Deposit Insurance Scheme Risks Bailouts For Ponzi Schemes
The Government’s inclusion of finance
companies in its announced
deposit insurance scheme opens the risk
of Ponzi schemes receiving insurance payouts, courtesy of
responsible savers, warns the New
Zealand Taxpayers'
Union.
Union spokesman Louis Houlbrooke says, “In October last year, we wrote to the Finance Minister warning him that he could be remembered as the Minister who signed off on deposit insurance for New Zealand’s own Bernie Madoff. The Serious Fraud Office prosecutes about one Ponzi scheme a year, and it is alarming to see that under the Government’s proposals, those Ponzi schemes would become eligible for deposit insurance.”
“In fact, Treasury has failed to provide the Minister of Finance with any advice on the implications of this scheme for fraudulent finance companies. In September last year, and again this February, we checked with the Serious Fraud Office to see if Treasury had requested any information on criminal offending in the finance sector. It turns out Treasury never asked.”

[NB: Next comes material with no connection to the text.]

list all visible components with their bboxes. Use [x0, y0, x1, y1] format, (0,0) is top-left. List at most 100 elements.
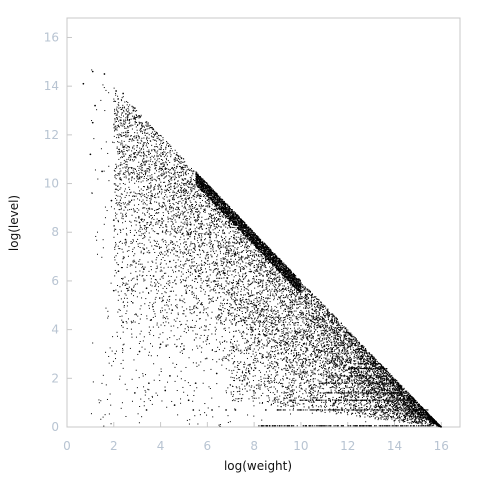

On the wider deposit insurance proposal, Mr Houlbrooke says:
“Deposit insurance in general comes with serious risks. Guaranteeing an effective bailout for collapsing banks will see those banks take greater risks with their lending. That’s exactly the kind of moral hazard that led to America’s sub-prime mortgages and the 2008 Global Financial Crisis.”
“Even under a best-case scenario, the levies paid by banks for this insurance will naturally be passed on to deposit-holders. As if term deposit rates weren’t already low enough!”